An electron projected perpendicular to a uniform magnetic field \( B \) moves in a circle. If Bohr’s quantization is applicable, then the radius of the electronic orbit in the first excited state is:

• A. \( \sqrt\frac{2h}{{\pi e B}} \)
• B. \( \sqrt\frac{4h}{{\pi e B}} \)
• C. \( \sqrt\frac{h}{{\pi e B}} \)
• D. \(\sqrt \frac{h}{{2\pi e B}} \)

Hint:

In uniform magnetic fields: - Charged particles move in circular paths due to the Lorentz force. - Bohr’s quantization provides discrete angular momentum states: \( mvr = n \frac{h}{2\pi} \). - The radius of the orbit depends on the quantum number \( n \) and the magnetic field strength \( B \).

Answer 1

The Correct Option is D

Step 1: Apply the quantization condition.

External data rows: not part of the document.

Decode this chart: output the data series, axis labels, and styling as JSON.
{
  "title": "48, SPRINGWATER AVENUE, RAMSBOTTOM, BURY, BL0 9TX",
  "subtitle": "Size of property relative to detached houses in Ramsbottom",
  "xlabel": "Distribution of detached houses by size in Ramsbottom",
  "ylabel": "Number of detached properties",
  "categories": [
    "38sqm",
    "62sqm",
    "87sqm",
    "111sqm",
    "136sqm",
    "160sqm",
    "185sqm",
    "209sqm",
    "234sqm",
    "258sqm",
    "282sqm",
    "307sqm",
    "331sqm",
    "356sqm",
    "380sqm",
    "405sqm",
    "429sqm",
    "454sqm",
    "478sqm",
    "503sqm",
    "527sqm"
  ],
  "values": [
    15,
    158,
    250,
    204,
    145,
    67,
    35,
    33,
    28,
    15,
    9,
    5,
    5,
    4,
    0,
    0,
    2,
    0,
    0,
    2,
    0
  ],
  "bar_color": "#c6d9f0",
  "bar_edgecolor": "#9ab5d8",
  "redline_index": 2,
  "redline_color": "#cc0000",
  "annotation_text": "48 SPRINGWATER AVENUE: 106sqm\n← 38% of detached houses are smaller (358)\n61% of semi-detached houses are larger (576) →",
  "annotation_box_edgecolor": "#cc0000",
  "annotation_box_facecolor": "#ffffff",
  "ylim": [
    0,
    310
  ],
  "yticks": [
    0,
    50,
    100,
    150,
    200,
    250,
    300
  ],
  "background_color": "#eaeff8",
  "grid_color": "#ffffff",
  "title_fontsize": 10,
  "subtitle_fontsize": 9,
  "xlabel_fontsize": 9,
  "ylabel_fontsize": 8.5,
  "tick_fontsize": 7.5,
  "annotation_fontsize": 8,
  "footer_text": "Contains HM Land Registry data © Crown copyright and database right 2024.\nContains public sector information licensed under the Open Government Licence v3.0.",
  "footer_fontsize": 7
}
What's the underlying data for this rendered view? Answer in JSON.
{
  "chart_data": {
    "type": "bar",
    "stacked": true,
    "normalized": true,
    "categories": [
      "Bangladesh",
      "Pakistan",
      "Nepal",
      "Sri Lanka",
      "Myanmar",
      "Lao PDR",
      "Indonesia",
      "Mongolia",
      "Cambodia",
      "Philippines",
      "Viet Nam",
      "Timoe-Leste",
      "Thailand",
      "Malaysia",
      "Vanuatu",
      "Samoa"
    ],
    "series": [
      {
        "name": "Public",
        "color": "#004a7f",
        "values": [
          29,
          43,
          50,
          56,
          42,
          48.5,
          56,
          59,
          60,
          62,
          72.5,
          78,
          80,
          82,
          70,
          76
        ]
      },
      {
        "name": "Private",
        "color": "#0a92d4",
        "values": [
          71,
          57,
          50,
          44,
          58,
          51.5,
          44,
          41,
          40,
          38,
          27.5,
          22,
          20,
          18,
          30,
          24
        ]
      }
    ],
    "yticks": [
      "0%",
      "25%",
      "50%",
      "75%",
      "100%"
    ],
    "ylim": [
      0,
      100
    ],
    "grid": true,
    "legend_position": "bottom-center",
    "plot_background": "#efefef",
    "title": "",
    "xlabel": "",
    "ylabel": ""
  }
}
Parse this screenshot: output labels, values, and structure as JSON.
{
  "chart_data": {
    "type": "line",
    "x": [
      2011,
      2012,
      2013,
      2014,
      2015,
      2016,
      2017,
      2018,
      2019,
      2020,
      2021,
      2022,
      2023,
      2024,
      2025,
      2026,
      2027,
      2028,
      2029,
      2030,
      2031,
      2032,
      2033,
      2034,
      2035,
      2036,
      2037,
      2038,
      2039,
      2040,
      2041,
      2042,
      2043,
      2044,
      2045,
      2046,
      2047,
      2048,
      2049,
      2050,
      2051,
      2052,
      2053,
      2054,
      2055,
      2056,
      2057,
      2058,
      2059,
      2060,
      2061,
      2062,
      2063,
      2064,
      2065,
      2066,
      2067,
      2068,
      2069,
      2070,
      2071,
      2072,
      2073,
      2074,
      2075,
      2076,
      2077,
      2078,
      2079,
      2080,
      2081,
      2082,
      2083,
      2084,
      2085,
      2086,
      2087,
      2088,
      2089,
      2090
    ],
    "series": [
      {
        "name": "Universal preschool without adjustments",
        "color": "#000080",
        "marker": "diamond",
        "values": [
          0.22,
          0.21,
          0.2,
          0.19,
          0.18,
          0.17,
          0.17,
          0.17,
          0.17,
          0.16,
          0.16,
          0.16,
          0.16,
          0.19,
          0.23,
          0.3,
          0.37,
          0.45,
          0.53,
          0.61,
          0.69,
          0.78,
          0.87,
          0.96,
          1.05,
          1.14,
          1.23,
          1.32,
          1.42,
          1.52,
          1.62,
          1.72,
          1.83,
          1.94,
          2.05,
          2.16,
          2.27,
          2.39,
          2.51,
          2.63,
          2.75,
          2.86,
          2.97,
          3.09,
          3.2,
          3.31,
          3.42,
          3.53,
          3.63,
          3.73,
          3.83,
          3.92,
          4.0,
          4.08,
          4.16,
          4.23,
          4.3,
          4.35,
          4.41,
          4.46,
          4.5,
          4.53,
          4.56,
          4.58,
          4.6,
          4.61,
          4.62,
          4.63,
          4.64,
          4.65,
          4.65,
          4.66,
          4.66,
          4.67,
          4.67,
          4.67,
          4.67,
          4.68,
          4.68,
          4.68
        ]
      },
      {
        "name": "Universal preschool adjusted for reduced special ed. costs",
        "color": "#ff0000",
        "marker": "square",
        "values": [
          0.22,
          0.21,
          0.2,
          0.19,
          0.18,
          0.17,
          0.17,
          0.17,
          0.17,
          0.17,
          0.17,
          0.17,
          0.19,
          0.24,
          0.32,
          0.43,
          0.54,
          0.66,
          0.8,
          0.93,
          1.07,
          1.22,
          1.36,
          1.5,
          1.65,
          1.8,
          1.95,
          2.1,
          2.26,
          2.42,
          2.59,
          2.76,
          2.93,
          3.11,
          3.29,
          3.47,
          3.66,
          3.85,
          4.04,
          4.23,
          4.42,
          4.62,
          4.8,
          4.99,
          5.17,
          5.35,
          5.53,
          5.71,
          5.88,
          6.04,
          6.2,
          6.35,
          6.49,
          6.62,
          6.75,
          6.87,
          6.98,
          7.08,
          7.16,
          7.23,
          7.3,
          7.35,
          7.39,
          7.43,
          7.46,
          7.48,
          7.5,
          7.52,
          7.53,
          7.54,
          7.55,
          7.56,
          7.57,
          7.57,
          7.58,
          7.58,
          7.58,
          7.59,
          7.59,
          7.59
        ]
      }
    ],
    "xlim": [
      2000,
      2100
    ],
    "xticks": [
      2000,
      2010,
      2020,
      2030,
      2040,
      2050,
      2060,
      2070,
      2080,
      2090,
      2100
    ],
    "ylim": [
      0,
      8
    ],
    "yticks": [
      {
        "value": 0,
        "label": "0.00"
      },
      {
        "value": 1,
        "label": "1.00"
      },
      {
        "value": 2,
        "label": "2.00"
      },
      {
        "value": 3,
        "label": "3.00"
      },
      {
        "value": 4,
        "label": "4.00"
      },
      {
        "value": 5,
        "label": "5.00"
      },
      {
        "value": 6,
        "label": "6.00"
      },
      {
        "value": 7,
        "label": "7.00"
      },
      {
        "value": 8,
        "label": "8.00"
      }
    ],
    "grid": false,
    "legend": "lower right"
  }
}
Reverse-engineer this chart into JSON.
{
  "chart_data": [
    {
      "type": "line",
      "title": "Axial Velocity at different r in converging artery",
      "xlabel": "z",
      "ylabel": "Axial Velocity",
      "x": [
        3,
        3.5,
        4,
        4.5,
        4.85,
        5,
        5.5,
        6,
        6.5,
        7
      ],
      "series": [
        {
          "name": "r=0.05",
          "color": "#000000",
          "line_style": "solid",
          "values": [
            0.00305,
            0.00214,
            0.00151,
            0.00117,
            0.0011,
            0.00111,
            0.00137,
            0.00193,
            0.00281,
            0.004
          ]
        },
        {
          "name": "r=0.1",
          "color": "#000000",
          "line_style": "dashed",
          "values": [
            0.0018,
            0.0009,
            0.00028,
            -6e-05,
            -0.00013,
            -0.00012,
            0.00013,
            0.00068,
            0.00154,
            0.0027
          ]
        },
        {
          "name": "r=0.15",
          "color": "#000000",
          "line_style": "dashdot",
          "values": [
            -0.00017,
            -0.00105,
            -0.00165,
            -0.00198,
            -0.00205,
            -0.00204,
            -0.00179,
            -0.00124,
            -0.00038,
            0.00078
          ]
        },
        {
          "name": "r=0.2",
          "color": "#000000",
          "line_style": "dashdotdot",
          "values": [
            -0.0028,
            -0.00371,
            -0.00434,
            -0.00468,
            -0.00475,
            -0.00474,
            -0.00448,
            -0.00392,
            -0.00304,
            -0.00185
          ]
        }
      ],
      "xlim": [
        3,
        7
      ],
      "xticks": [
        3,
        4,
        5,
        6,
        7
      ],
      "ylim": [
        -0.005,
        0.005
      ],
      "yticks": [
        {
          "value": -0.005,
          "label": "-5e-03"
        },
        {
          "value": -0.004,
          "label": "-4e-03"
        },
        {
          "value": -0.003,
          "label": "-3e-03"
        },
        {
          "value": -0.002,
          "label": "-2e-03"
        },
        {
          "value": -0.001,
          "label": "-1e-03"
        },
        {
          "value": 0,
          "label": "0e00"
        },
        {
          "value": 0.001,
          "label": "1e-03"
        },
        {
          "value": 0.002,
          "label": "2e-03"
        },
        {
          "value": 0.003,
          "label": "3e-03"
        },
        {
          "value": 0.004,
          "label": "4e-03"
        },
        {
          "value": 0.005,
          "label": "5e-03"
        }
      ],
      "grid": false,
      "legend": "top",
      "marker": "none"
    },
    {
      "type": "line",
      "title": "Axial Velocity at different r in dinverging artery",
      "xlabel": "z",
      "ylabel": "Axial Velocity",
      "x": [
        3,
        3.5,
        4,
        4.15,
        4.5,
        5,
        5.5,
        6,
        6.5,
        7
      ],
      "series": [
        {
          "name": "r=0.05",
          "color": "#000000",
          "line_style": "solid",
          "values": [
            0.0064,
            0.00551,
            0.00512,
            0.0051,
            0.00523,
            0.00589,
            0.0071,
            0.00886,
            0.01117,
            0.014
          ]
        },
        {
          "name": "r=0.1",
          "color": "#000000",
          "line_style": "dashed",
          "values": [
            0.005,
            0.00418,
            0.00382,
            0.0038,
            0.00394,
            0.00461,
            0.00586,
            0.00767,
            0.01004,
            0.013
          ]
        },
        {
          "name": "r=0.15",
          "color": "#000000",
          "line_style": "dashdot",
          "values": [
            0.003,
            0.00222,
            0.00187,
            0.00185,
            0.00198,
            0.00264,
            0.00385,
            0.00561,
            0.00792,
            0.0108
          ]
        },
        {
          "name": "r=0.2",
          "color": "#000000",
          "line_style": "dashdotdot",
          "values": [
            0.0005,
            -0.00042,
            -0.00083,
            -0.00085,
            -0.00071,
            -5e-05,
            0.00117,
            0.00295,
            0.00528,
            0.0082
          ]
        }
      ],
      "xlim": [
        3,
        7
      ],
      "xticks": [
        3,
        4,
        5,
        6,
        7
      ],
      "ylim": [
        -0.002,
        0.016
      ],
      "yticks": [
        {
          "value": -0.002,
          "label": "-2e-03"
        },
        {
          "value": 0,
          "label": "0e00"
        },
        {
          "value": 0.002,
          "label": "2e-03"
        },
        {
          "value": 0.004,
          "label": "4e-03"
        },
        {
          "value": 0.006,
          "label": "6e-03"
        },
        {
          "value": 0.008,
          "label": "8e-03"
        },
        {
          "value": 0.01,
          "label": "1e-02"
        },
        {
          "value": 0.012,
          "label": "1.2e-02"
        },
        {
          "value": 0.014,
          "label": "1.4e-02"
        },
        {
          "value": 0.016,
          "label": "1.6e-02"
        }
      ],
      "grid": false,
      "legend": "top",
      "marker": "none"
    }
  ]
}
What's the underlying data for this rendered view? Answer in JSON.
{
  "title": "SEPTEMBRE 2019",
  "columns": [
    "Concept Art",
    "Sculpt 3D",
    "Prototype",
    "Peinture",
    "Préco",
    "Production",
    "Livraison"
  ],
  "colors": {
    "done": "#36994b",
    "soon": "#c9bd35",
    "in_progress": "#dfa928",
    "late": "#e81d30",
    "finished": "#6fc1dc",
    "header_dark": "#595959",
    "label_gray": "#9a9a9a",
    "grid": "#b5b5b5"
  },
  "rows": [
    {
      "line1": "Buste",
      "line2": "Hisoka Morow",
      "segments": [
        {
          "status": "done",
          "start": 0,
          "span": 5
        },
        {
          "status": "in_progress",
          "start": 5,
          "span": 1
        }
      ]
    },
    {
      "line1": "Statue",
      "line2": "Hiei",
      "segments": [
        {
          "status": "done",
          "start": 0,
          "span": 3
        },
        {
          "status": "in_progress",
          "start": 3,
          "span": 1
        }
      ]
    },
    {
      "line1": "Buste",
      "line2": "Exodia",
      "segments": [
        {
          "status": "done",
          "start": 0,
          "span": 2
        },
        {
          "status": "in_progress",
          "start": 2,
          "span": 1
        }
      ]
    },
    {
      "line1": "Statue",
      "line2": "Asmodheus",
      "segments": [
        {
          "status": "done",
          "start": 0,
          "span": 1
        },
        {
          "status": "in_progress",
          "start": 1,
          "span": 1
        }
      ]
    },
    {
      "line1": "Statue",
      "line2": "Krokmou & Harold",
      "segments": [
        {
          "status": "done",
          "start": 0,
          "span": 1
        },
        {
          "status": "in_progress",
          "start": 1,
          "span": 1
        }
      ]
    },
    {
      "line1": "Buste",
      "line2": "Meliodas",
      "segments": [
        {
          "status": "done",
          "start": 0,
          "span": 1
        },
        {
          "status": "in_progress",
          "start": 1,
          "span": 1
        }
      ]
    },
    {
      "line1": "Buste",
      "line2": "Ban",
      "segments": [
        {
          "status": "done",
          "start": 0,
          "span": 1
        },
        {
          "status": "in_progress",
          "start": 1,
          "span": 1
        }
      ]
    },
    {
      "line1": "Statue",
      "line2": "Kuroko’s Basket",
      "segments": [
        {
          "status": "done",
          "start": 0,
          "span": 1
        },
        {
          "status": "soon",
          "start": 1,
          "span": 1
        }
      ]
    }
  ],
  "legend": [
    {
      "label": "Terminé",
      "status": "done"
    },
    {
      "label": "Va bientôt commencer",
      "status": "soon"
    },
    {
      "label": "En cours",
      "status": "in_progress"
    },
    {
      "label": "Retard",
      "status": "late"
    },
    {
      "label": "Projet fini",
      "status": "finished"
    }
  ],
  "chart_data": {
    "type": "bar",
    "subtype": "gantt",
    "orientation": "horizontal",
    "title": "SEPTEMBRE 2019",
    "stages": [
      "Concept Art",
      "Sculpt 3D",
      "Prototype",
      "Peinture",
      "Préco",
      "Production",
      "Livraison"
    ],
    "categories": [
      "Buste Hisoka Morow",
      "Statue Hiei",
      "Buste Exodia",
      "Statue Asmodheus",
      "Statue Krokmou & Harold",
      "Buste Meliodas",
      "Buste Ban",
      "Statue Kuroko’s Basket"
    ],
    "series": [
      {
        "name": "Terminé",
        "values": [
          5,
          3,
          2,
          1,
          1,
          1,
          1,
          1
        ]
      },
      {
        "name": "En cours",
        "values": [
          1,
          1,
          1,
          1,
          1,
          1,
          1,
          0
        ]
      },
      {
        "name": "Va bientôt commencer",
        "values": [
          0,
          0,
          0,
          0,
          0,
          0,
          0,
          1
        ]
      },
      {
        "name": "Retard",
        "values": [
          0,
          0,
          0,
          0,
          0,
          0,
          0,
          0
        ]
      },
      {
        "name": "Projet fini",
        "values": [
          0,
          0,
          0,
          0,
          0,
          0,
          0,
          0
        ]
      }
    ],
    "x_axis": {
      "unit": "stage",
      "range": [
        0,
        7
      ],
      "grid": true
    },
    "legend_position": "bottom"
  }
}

From Bohr’s quantization rule, the angular momentum of the electron is quantized: \[ m v r = n \frac{h}{2\pi}. \] For the first excited state, \( n = 2 \), so: \[ m v r = 2 \frac{h}{2\pi} = \frac{h}{\pi}. \] Step 2: Equating with the Lorentz force. The centripetal force is provided by the Lorentz force: \[ \frac{m v^2}{r} = e v B. \] Rearranging for \( r \): \[ r = \frac{m v}{e B}. \] Step 3: Substituting momentum. From Bohr’s condition: \[ m v = \frac{h}{\pi}, \] substituting in the equation for \( r \): \[ r = \frac{h}{\pi e B}. \] For \( n = 2 \), the radius is: \[ r = \frac{h}{\sqrt{2\pi e B}}. \] Thus, the answer is \( \boxed{\sqrt\frac{h}{{2\pi e B}}} \).